Common Mistakes to Avoid

  • !Rushing reps instead of controlling the lowering (eccentric) phase — aim for 2–3 seconds down.
  • !Letting form break down as reps add up. Stop the set when technique slips, not when you physically can't do another rep.
  • !Using momentum instead of muscle tension.

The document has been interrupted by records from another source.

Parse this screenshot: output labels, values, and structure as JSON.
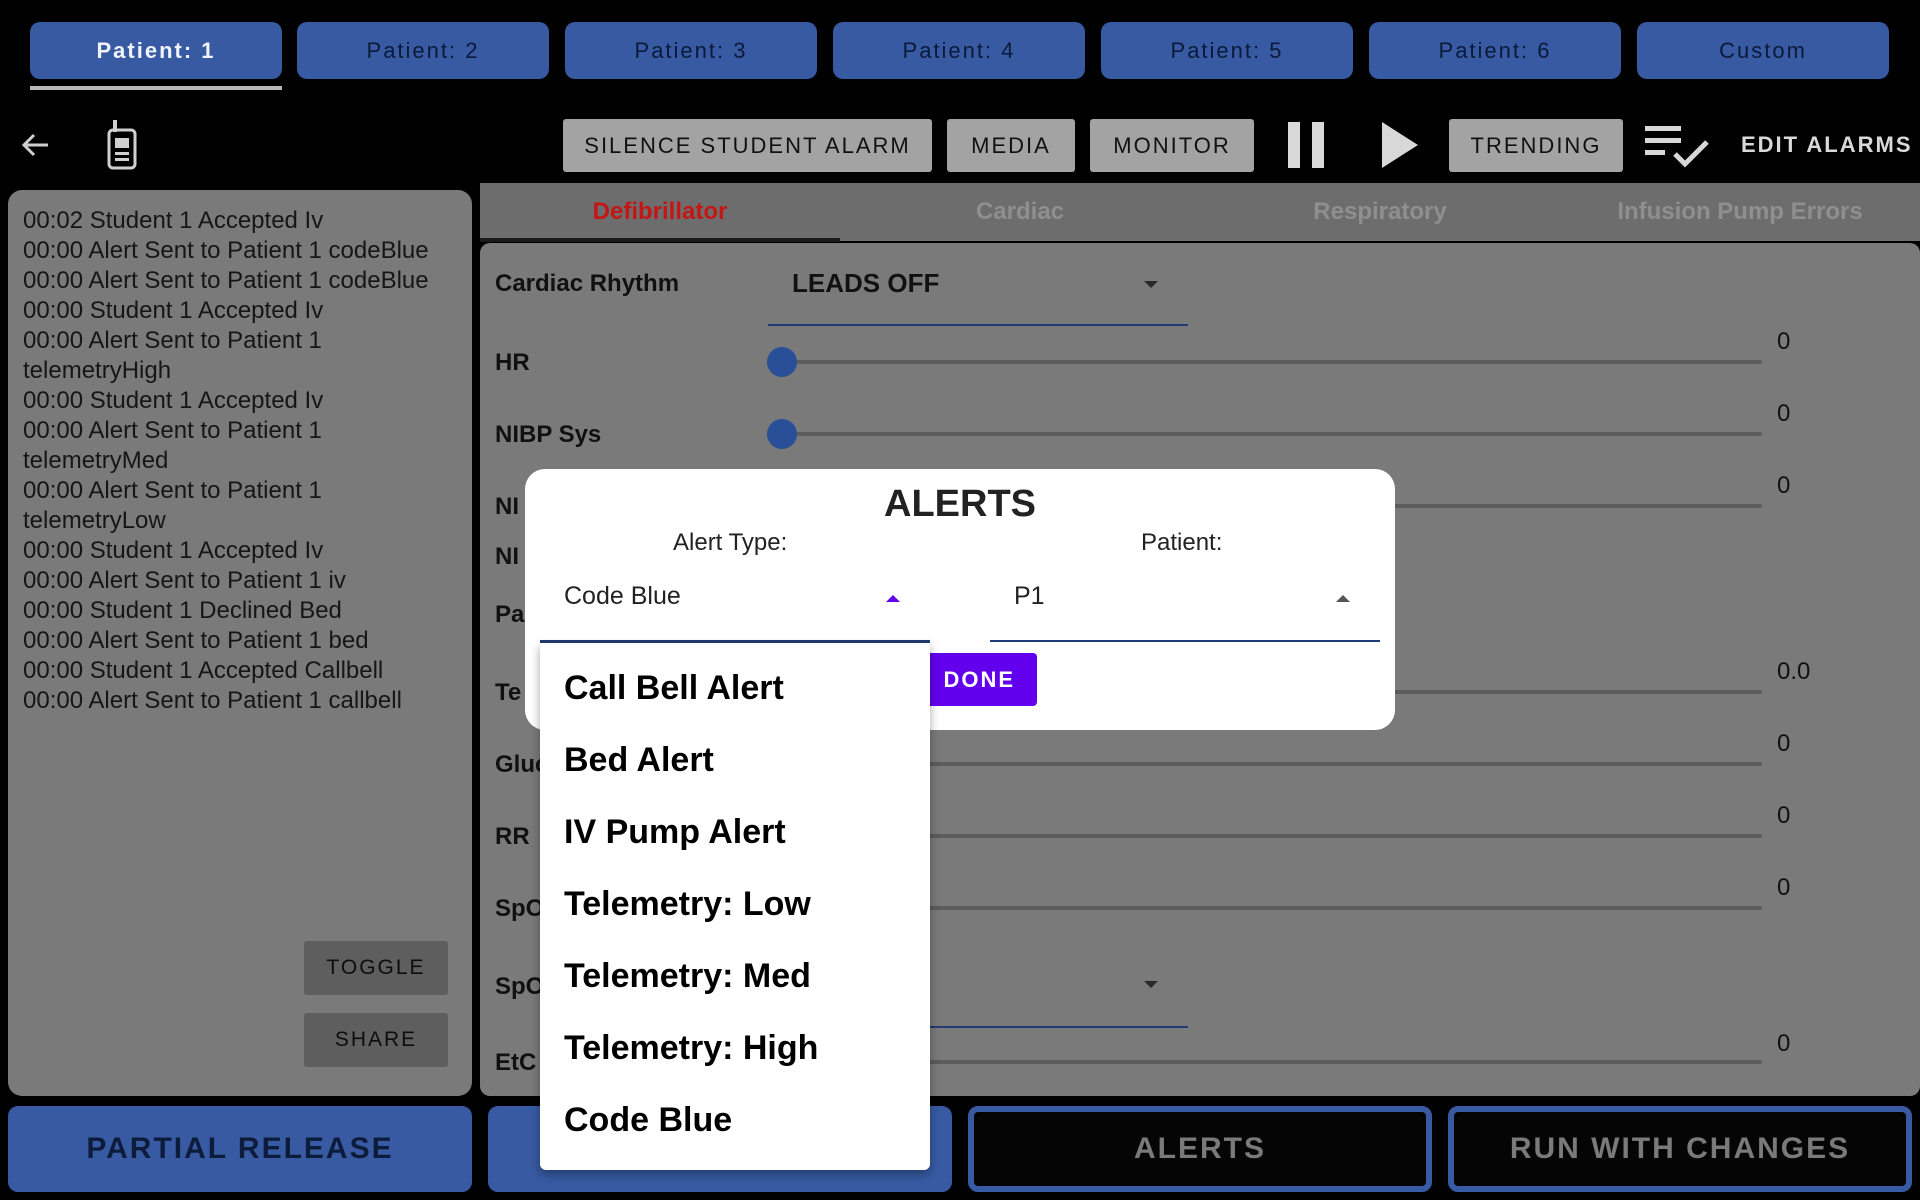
{
  "patient_tabs": [
    "Patient: 1",
    "Patient: 2",
    "Patient: 3",
    "Patient: 4",
    "Patient: 5",
    "Patient: 6",
    "Custom"
  ],
  "toolbar": {
    "silence": "SILENCE STUDENT ALARM",
    "media": "MEDIA",
    "monitor": "MONITOR",
    "trending": "TRENDING",
    "edit_alarms": "EDIT ALARMS",
    "icons": [
      "back-arrow-icon",
      "handheld-device-icon",
      "pause-icon",
      "play-icon",
      "checklist-icon"
    ]
  },
  "log": [
    "00:02 Student 1 Accepted Iv",
    "00:00 Alert Sent to Patient 1 codeBlue",
    "00:00 Alert Sent to Patient 1 codeBlue",
    "00:00 Student 1 Accepted Iv",
    "00:00 Alert Sent to Patient 1 telemetryHigh",
    "00:00 Student 1 Accepted Iv",
    "00:00 Alert Sent to Patient 1 telemetryMed",
    "00:00 Alert Sent to Patient 1 telemetryLow",
    "00:00 Student 1 Accepted Iv",
    "00:00 Alert Sent to Patient 1 iv",
    "00:00 Student 1 Declined Bed",
    "00:00 Alert Sent to Patient 1 bed",
    "00:00 Student 1 Accepted Callbell",
    "00:00 Alert Sent to Patient 1 callbell"
  ],
  "log_buttons": {
    "toggle": "TOGGLE",
    "share": "SHARE"
  },
  "section_tabs": [
    "Defibrillator",
    "Cardiac",
    "Respiratory",
    "Infusion Pump Errors"
  ],
  "rhythm": {
    "label": "Cardiac Rhythm",
    "value": "LEADS OFF"
  },
  "rows": {
    "hr": {
      "label": "HR",
      "value": "0"
    },
    "nibp_sys": {
      "label": "NIBP Sys",
      "value": "0"
    },
    "nibp_dia": {
      "label": "NI",
      "value": "0"
    },
    "nibp_map": {
      "label": "NI"
    },
    "pa": {
      "label": "Pa"
    },
    "temp": {
      "label": "Te",
      "value": "0.0"
    },
    "glucose": {
      "label": "Gluc",
      "value": "0"
    },
    "rr": {
      "label": "RR",
      "value": "0"
    },
    "spo2": {
      "label": "SpO",
      "value": "0"
    },
    "spo2_wave": {
      "label": "SpO"
    },
    "etco2": {
      "label": "EtC",
      "value": "0"
    }
  },
  "bottom_buttons": {
    "partial_release": "PARTIAL RELEASE",
    "alerts": "ALERTS",
    "run_with_changes": "RUN WITH CHANGES"
  },
  "dialog": {
    "title": "ALERTS",
    "alert_type_label": "Alert Type:",
    "alert_type_value": "Code Blue",
    "patient_label": "Patient:",
    "patient_value": "P1",
    "done": "DONE"
  },
  "alert_type_options": [
    "Call Bell Alert",
    "Bed Alert",
    "IV Pump Alert",
    "Telemetry: Low",
    "Telemetry: Med",
    "Telemetry: High",
    "Code Blue"
  ],
  "colors": {
    "accent": "#375aa2",
    "active_tab": "#c51616",
    "primary_button": "#6200ee"
  }
}
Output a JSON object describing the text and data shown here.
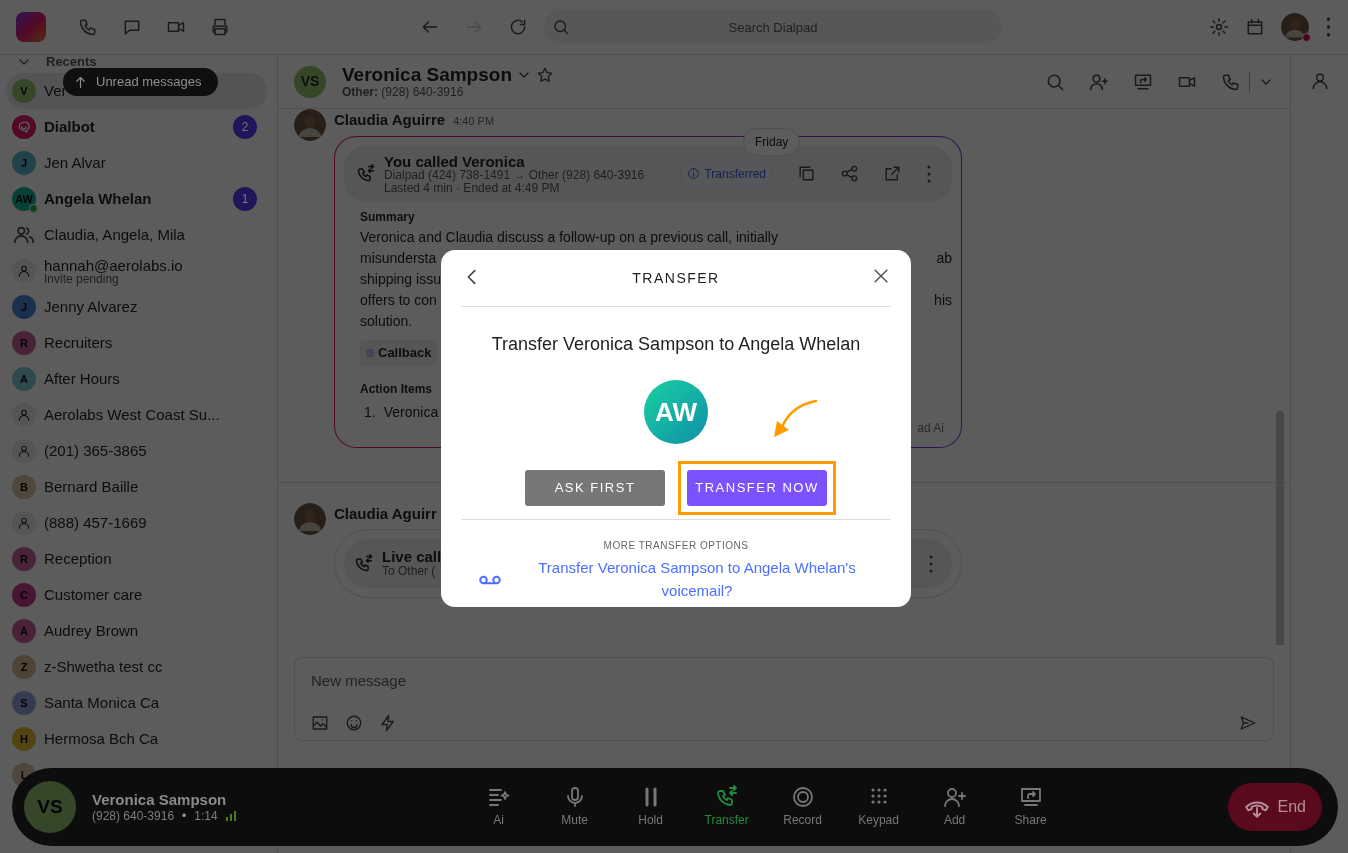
{
  "top_bar": {
    "search": {
      "placeholder": "Search Dialpad"
    }
  },
  "sidebar": {
    "section": "Recents",
    "tooltip": "Unread messages",
    "items": [
      {
        "name": "Ver",
        "avatar": {
          "kind": "letter",
          "letter": "V",
          "color": "#354728"
        },
        "unread": false,
        "selected": true,
        "online": false
      },
      {
        "name": "Dialbot",
        "avatar": {
          "kind": "bot",
          "color": "#510927"
        },
        "unread": true,
        "badge": "2",
        "selected": false,
        "online": false
      },
      {
        "name": "Jen Alvar",
        "avatar": {
          "kind": "letter",
          "letter": "J",
          "color": "#1f424b"
        },
        "unread": false,
        "selected": false,
        "online": false
      },
      {
        "name": "Angela Whelan",
        "avatar": {
          "kind": "letter",
          "letter": "AW",
          "color": "#074037"
        },
        "unread": true,
        "badge": "1",
        "selected": false,
        "online": true
      },
      {
        "name": "Claudia, Angela, Mila",
        "avatar": {
          "kind": "group"
        },
        "unread": false,
        "selected": false,
        "online": false
      },
      {
        "name": "hannah@aerolabs.io",
        "sub": "Invite pending",
        "avatar": {
          "kind": "person"
        },
        "unread": false,
        "selected": false,
        "online": false
      },
      {
        "name": "Jenny Alvarez",
        "avatar": {
          "kind": "letter",
          "letter": "J",
          "color": "#1b304e"
        },
        "unread": false,
        "selected": false,
        "online": false
      },
      {
        "name": "Recruiters",
        "avatar": {
          "kind": "letter",
          "letter": "R",
          "color": "#482338"
        },
        "unread": false,
        "selected": false,
        "online": false
      },
      {
        "name": "After Hours",
        "avatar": {
          "kind": "letter",
          "letter": "A",
          "color": "#2f4a4f"
        },
        "unread": false,
        "selected": false,
        "online": false
      },
      {
        "name": "Aerolabs West Coast Su...",
        "avatar": {
          "kind": "person"
        },
        "unread": false,
        "selected": false,
        "online": false
      },
      {
        "name": "(201) 365-3865",
        "avatar": {
          "kind": "person"
        },
        "unread": false,
        "selected": false,
        "online": false
      },
      {
        "name": "Bernard Baille",
        "avatar": {
          "kind": "letter",
          "letter": "B",
          "color": "#4f473c"
        },
        "unread": false,
        "selected": false,
        "online": false
      },
      {
        "name": "(888) 457-1669",
        "avatar": {
          "kind": "person"
        },
        "unread": false,
        "selected": false,
        "online": false
      },
      {
        "name": "Reception",
        "avatar": {
          "kind": "letter",
          "letter": "R",
          "color": "#482339"
        },
        "unread": false,
        "selected": false,
        "online": false
      },
      {
        "name": "Customer care",
        "avatar": {
          "kind": "letter",
          "letter": "C",
          "color": "#471634"
        },
        "unread": false,
        "selected": false,
        "online": false
      },
      {
        "name": "Audrey Brown",
        "avatar": {
          "kind": "letter",
          "letter": "A",
          "color": "#492139"
        },
        "unread": false,
        "selected": false,
        "online": false
      },
      {
        "name": "z-Shwetha test cc",
        "avatar": {
          "kind": "letter",
          "letter": "Z",
          "color": "#4e4335"
        },
        "unread": false,
        "selected": false,
        "online": false
      },
      {
        "name": "Santa Monica Ca",
        "avatar": {
          "kind": "letter",
          "letter": "S",
          "color": "#353c52"
        },
        "unread": false,
        "selected": false,
        "online": false
      },
      {
        "name": "Hermosa Bch Ca",
        "avatar": {
          "kind": "letter",
          "letter": "H",
          "color": "#534512"
        },
        "unread": false,
        "selected": false,
        "online": false
      },
      {
        "avatar": {
          "kind": "letter",
          "letter": "L",
          "color": "#4f473b"
        },
        "selected": false,
        "online": false
      }
    ]
  },
  "conversation": {
    "contact": {
      "initials": "VS",
      "name": "Veronica Sampson",
      "line_label": "Other:",
      "phone": "(928) 640-3916"
    },
    "messages": [
      {
        "author": "Claudia Aguirre",
        "time": "4:40 PM",
        "date_pill": "Friday",
        "call": {
          "title": "You called Veronica",
          "route": "Dialpad (424) 738-1491 → Other (928) 640-3916",
          "details": "Lasted 4 min · Ended at 4:49 PM",
          "status": "Transferred"
        },
        "summary_heading": "Summary",
        "summary_lines": [
          {
            "left": "Veronica and Claudia discuss a follow-up on a previous call, initially"
          },
          {
            "left": "misundersta",
            "right": "ab"
          },
          {
            "left": "shipping issu"
          },
          {
            "left": "offers to con",
            "right": "his"
          },
          {
            "left": "solution."
          }
        ],
        "tag": "Callback",
        "action_heading": "Action Items",
        "actions": [
          {
            "number": "1.",
            "text": "Veronica"
          }
        ],
        "footer_fragment": "ad Ai"
      },
      {
        "author": "Claudia Aguirr",
        "call": {
          "title": "Live call",
          "route": "To Other ("
        }
      }
    ]
  },
  "composer": {
    "placeholder": "New message"
  },
  "call_bar": {
    "initials": "VS",
    "name": "Veronica Sampson",
    "phone": "(928) 640-3916",
    "separator": "•",
    "duration": "1:14",
    "controls": [
      {
        "kind": "ai",
        "label": "Ai",
        "active": false
      },
      {
        "kind": "mute",
        "label": "Mute",
        "active": false
      },
      {
        "kind": "hold",
        "label": "Hold",
        "active": false
      },
      {
        "kind": "transfer",
        "label": "Transfer",
        "active": true
      },
      {
        "kind": "record",
        "label": "Record",
        "active": false
      },
      {
        "kind": "keypad",
        "label": "Keypad",
        "active": false
      },
      {
        "kind": "add",
        "label": "Add",
        "active": false
      },
      {
        "kind": "share",
        "label": "Share",
        "active": false
      }
    ],
    "end_label": "End"
  },
  "modal": {
    "title": "TRANSFER",
    "heading": "Transfer Veronica Sampson to Angela Whelan",
    "initials": "AW",
    "buttons": [
      {
        "label": "ASK FIRST",
        "kind": "secondary",
        "highlighted": false
      },
      {
        "label": "TRANSFER NOW",
        "kind": "primary",
        "highlighted": true
      }
    ],
    "more_label": "MORE TRANSFER OPTIONS",
    "voicemail_link": "Transfer Veronica Sampson to Angela Whelan's voicemail?"
  }
}
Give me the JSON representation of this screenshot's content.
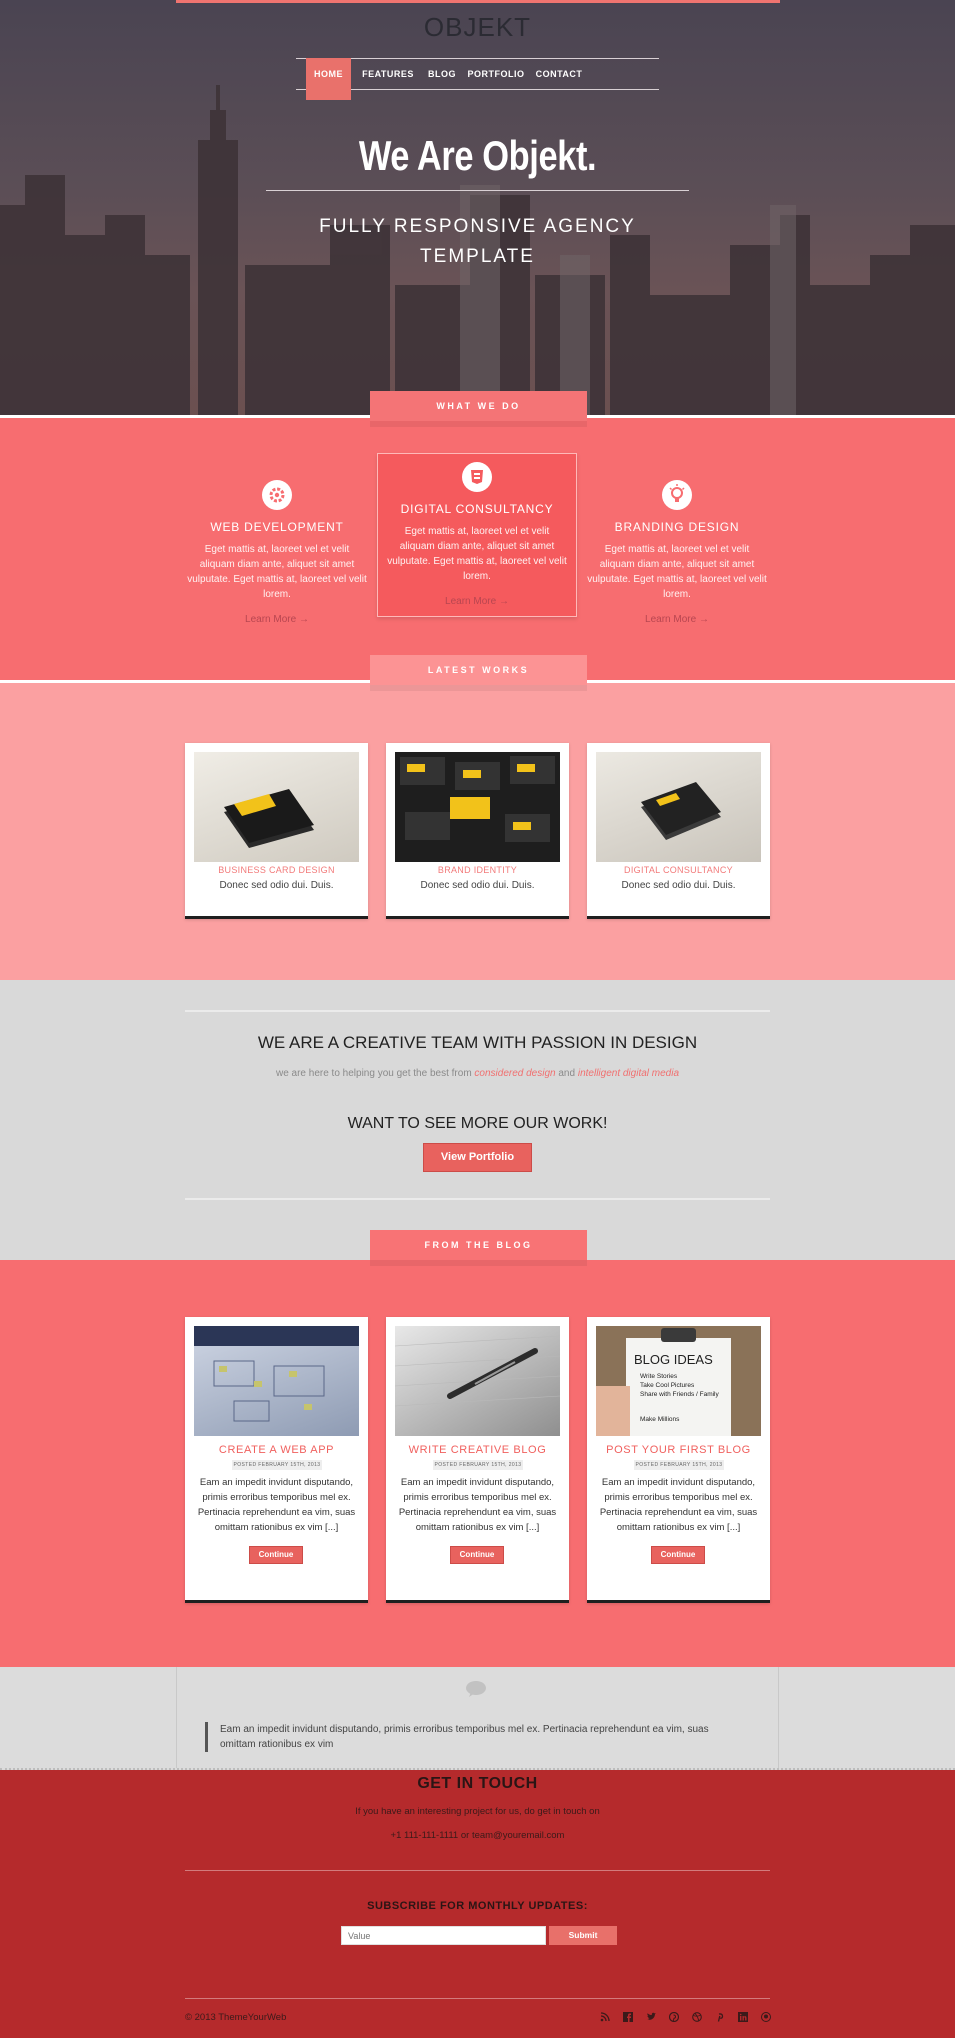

Slow the tempo and feel the target muscle doing the work.

Tips for Better Form

  • Breathe out during the effort (concentric) and breathe in on the return (eccentric).
  • Use a mirror or film yourself on your first session — your perceived form and actual form often differ.
  • Brace your core as if someone were about to punch you in the stomach. This stabilizes your spine in every rep.
  • Don't worry about load — master the movement pattern with light weight or easier variations first.

Alternative Exercises

If the Shoulder Shrug isn't right for your body, equipment, or goal, try these similar exercises that hit the same muscle groups:

Frequently Asked Questions

What muscles does the Shoulder Shrug work?

The Shoulder Shrug primarily works your traps. Secondary muscles include the shoulders and neck.

What equipment do I need for the Shoulder Shrug?

The Shoulder Shrug needs no equipment — just your bodyweight. You can perform it at home or at the gym as long as you have what's listed.

Is the Shoulder Shrug suitable for beginners?

Yes. The Shoulder Shrug is a beginner-level exercise. Start with lighter load or fewer reps and focus on form before adding intensity.

How many sets and reps of Shoulder Shrug should I do?

For strength: 3–5 sets of 3–6 reps with longer rest (2–3 min). For hypertrophy (muscle growth): 3–4 sets of 8–12 reps with moderate rest (60–90 sec). For endurance: 2–3 sets of 15+ reps with short rest (30–45 sec). Adjust based on your program and goal.

Can I do the Shoulder Shrug every day?

No. Muscles need 48 hours to recover between heavy training sessions. If you want to train traps more frequently, alternate harder and easier variations and keep overall weekly volume moderate.